There are only two possible ToS mark reasons: cheating or boosting/sandbagging.

In 2023, Lichess flagged 72k accounts for cheating and 20k accounts for rating manipulation. So that's a 20/92 = 21.7% percentage of ToS marks not issued for cheating.
@anonmod said in #76:
> > Therefore, if the fitting of the model worked at all, it doesn't matter that many of the decisions are not made with the model, it should still be able to predict those labels.

> Even if it was continuously re-trained in an online fashion, this would not happen. Neither Irwin nor Kaladin ever receive data that would enable them to detect browser plugins.

So are you saying that neither Irwin nor Kaladin have ever trained on labels which were generated by other methods than its own predictions? Because you are assuming that there absolutely no correlations between some of these other data that you say is used to automatically flag some players and the data that is fed to Kaladin and Irwin. That is likely a WRONG assumption, not only in my experience, but given my own research. if y~f(data fed to the system, data not fed to the system) where y is the likelihood that someone is cheating, as long as the COV(data fed to the system, data not fed to the system) != 0, the system should still be able to learn a patter that would lead to producing the labels. Of course, that depends on how much redundancy (e.g, the amount of covariance between the different features) there is in the data.
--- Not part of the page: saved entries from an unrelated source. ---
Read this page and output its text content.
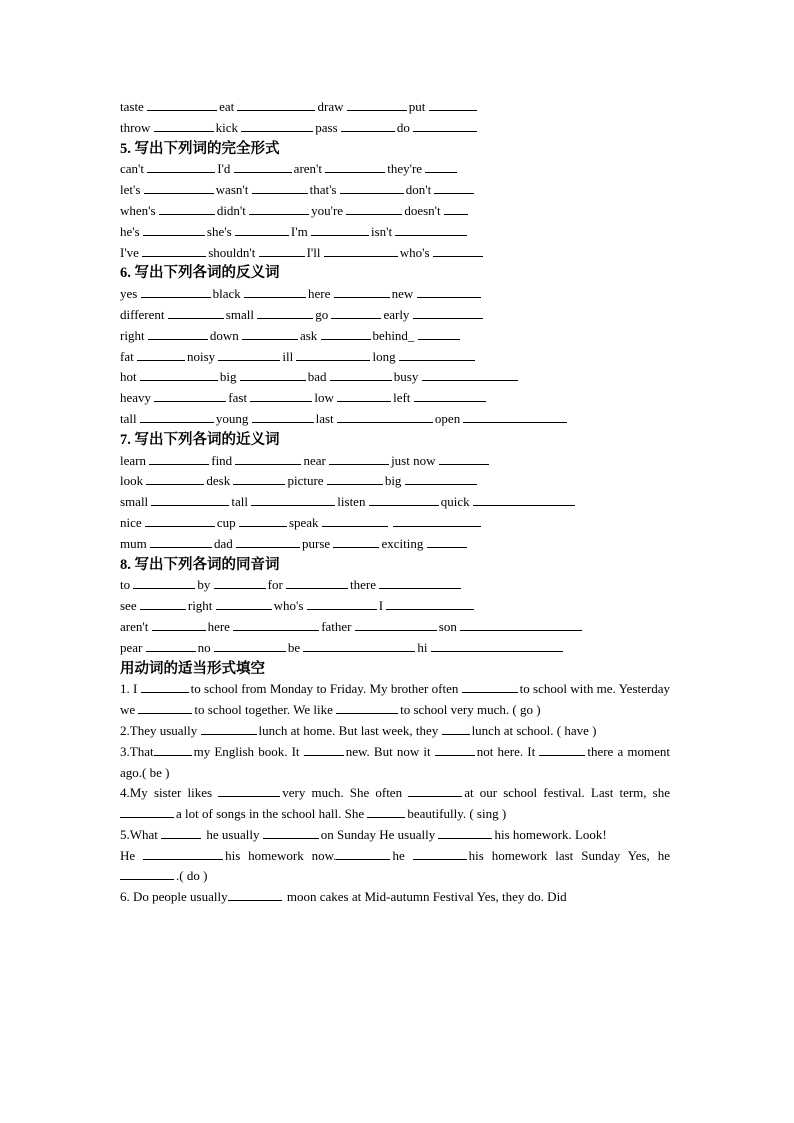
taste	eat	draw	put
throw	kick	pass	do
5. 写出下列词的完全形式
can't	I'd	aren't	they're
let's	wasn't	that's	don't
when's	didn't	you're	doesn't
he's	she's	I'm	isn't
I've	shouldn't	I'll	who's
6. 写出下列各词的反义词
yes	black	here	new
different	small	go	early
right	down	ask	behind_
fat	noisy	ill	long
hot	big	bad	busy
heavy	fast	low	left
tall	young	last	open
7. 写出下列各词的近义词
learn	find	near	just now
look	desk	picture	big
small	tall	listen	quick
nice	cup	speak
mum	dad	purse	exciting
8. 写出下列各词的同音词
to	by	for	there
see	right	who's	I
aren't	here	father	son
pear	no	be	hi
用动词的适当形式填空
1. I	to school from Monday to Friday. My brother often	to school with me. Yesterday we	to school together. We like	to school very much. ( go )
2.They usually	lunch at home. But last week, they lunch at school. ( have )
3.That	my English book. It	new. But now it	not here. It	there a moment ago.( be )
4.My sister likes	very much. She often	at our school festival. Last term, she a lot of songs in the school hall. She	beautifully. ( sing )
5.What	he usually	on Sunday He usually	his homework. Look!
He	his homework now.	he	his homework last Sunday Yes, he.( do )
6. Do people usually	moon cakes at Mid-autumn Festival Yes, they do. Did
> Edit: By the way, have you figured out yet how that 99% overlap was achieved?
Yes. As I explain before, even if not all data used by lichess is available to train Kaladin and Irwin, as long as the missing data is correlated (linearly or non-linearly) with the data fed into the system, it should be possible to recover a function that generates the likelihood of the labels "cheat", "not cheat". The function does not have to be the same that lichess uses, since most likely the function space that maps the set of features I previously described to the likelihood of cheating has a compact-open topology.

> The fundamental issue for me is that while you are calling for a technical discussion, you keep making incorrect assumptions and presenting them as facts. A technical discussion based on wrong assumptions will lead nowhere.
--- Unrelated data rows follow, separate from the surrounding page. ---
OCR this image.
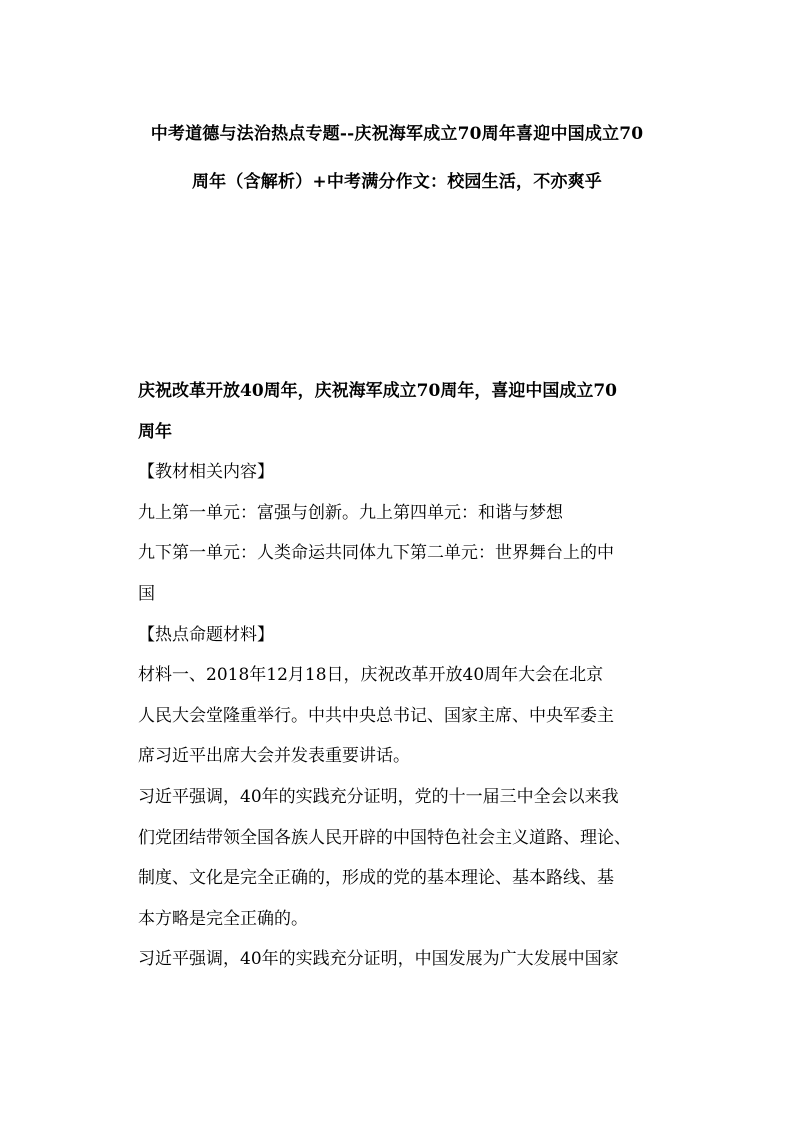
中考道德与法治热点专题--庆祝海军成立70周年喜迎中国成立70

周年（含解析）+中考满分作文：校园生活，不亦爽乎

庆祝改革开放40周年，庆祝海军成立70周年，喜迎中国成立70

周年

【教材相关内容】

九上第一单元：富强与创新。九上第四单元：和谐与梦想

九下第一单元：人类命运共同体九下第二单元：世界舞台上的中

国

【热点命题材料】

材料一、2018年12月18日，庆祝改革开放40周年大会在北京

人民大会堂隆重举行。中共中央总书记、国家主席、中央军委主

席习近平出席大会并发表重要讲话。

习近平强调，40年的实践充分证明，党的十一届三中全会以来我

们党团结带领全国各族人民开辟的中国特色社会主义道路、理论、

制度、文化是完全正确的，形成的党的基本理论、基本路线、基

本方略是完全正确的。

习近平强调，40年的实践充分证明，中国发展为广大发展中国家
I do not think I am making incorrect assumptions, but I do have the feeling that this discussion is pointless. I am not sure you are fully being able to pass across to me all you want to say, since from my perspective, I am having the feeling that you don't fully understand ML, although you say you have a background on it. Likely you do understand, but because we are not having an online discussion, it is quite hard to fully explain yourself. I believe, I might be having the same problem here, and what I want to say is also not coming across. Among all these, you have some times stupid message coming in the middle like the one of @Jade-1 . Therefore, what I think we need is a forum specific for these things, where only people with a technical background and people with a strong chess background and interest in helping improve cheat detection are allowed.
@Cedur216 said in #77:
> There are only two possible ToS mark reasons: cheating or boosting/sandbagging.
>
> In 2023, Lichess flagged 72k accounts for cheating and 20k accounts for rating manipulation. So that's a 20/92 = 21.7% percentage of ToS marks not issued for cheating.
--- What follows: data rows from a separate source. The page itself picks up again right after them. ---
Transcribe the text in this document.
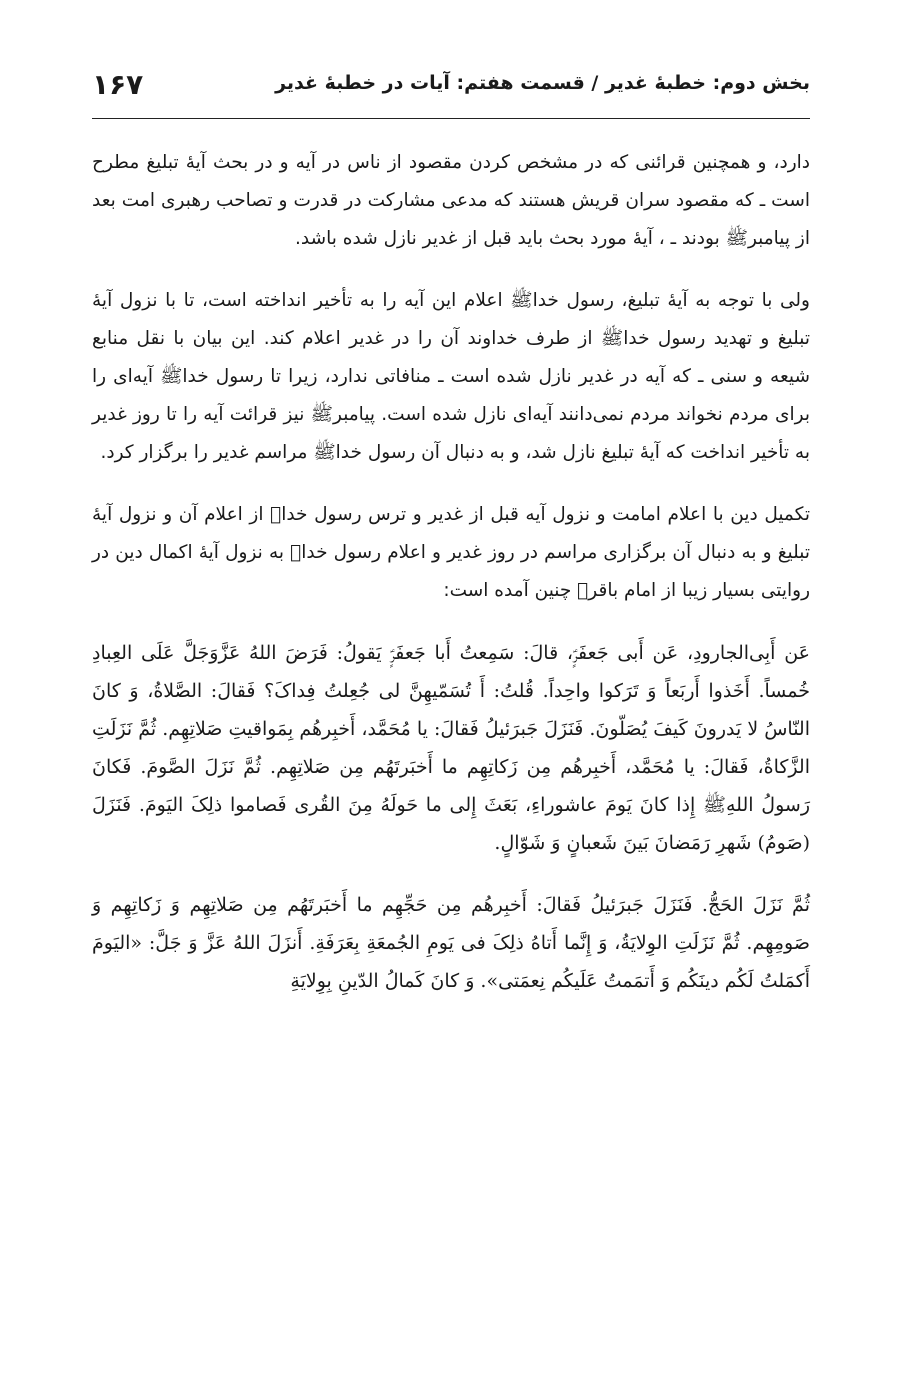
بخش دوم: خطبهٔ غدیر / قسمت هفتم: آیات در خطبهٔ غدیر
۱۶۷

دارد، و همچنین قرائنی که در مشخص کردن مقصود از ناس در آیه و در بحث آیهٔ تبلیغ مطرح است ـ که مقصود سران قریش هستند که مدعی مشارکت در قدرت و تصاحب رهبری امت بعد از پیامبرﷺ بودند ـ ، آیهٔ مورد بحث باید قبل از غدیر نازل شده باشد.

ولی با توجه به آیهٔ تبلیغ، رسول خداﷺ اعلام این آیه را به تأخیر انداخته است، تا با نزول آیهٔ تبلیغ و تهدید رسول خداﷺ از طرف خداوند آن را در غدیر اعلام کند. این بیان با نقل منابع شیعه و سنی ـ که آیه در غدیر نازل شده است ـ منافاتی ندارد، زیرا تا رسول خداﷺ آیه‌ای را برای مردم نخواند مردم نمی‌دانند آیه‌ای نازل شده است. پیامبرﷺ نیز قرائت آیه را تا روز غدیر به تأخیر انداخت که آیهٔ تبلیغ نازل شد، و به دنبال آن رسول خداﷺ مراسم غدیر را برگزار کرد.

تکمیل دین با اعلام امامت و نزول آیه قبل از غدیر و ترس رسول خداﷺ از اعلام آن و نزول آیهٔ تبلیغ و به دنبال آن برگزاری مراسم در روز غدیر و اعلام رسول خداﷺ به نزول آیهٔ اکمال دین در روایتی بسیار زیبا از امام باقرؑ چنین آمده است:

عَن أَبِی‌الجارودِ، عَن أَبی جَعفَرٍؑ، قالَ: سَمِعتُ أَبا جَعفَرٍؑ یَقولُ: فَرَضَ اللهُ عَزَّوَجَلَّ عَلَی العِبادِ خُمساً. أَخَذوا أَربَعاً وَ تَرَکوا واحِداً. قُلتُ: أَ تُسَمّیهِنَّ لی جُعِلتُ فِداکَ؟ فَقالَ: الصَّلاةُ، وَ کانَ النّاسُ لا یَدرونَ کَیفَ یُصَلّونَ. فَنَزَلَ جَبرَئیلُ فَقالَ: یا مُحَمَّد، أَخبِرهُم بِمَواقیتِ صَلاتِهِم. ثُمَّ نَزَلَتِ الزَّکاةُ، فَقالَ: یا مُحَمَّد، أَخبِرهُم مِن زَکاتِهِم ما أَخبَرتَهُم مِن صَلاتِهِم. ثُمَّ نَزَلَ الصَّومَ. فَکانَ رَسولُ اللهِﷺ إِذا کانَ یَومَ عاشوراءِ، بَعَثَ إِلی ما حَولَهُ مِنَ القُری فَصاموا ذلِکَ الیَومَ. فَنَزَلَ (صَومُ) شَهرِ رَمَضانَ بَینَ شَعبانٍ وَ شَوّالٍ.

ثُمَّ نَزَلَ الحَجُّ. فَنَزَلَ جَبرَئیلُ فَقالَ: أَخبِرهُم مِن حَجِّهِم ما أَخبَرتَهُم مِن صَلاتِهِم وَ زَکاتِهِم وَ صَومِهِم. ثُمَّ نَزَلَتِ الوِلایَةُ، وَ إِنَّما أَتاهُ ذلِکَ فی یَومِ الجُمعَةِ بِعَرَفَةِ. أَنزَلَ اللهُ عَزَّ وَ جَلَّ: «الیَومَ أَکمَلتُ لَکُم دینَکُم وَ أَتمَمتُ عَلَیکُم نِعمَتی». وَ کانَ کَمالُ الدّینِ بِوِلایَةِ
Yes, but since we don't know which accounts have been banned for exactly each reason, I can't check what is the percentage of people that have been marked for sandbagging that have also cheated. What I mean is that the group of people who have cheated and the group of people who have sandbagged is not disjoint.
@delorenflie said in #79:
> Yes, but since we don't know which accounts have been banned for exactly each reason, I can't check what is the percentage of people that have been marked for sandbagging that have also cheated. What I mean is that the group of people who have cheated and the group of people who have sandbagged is not disjoint.

The only ones who may know the real reason for the ban are the moderators and account owners.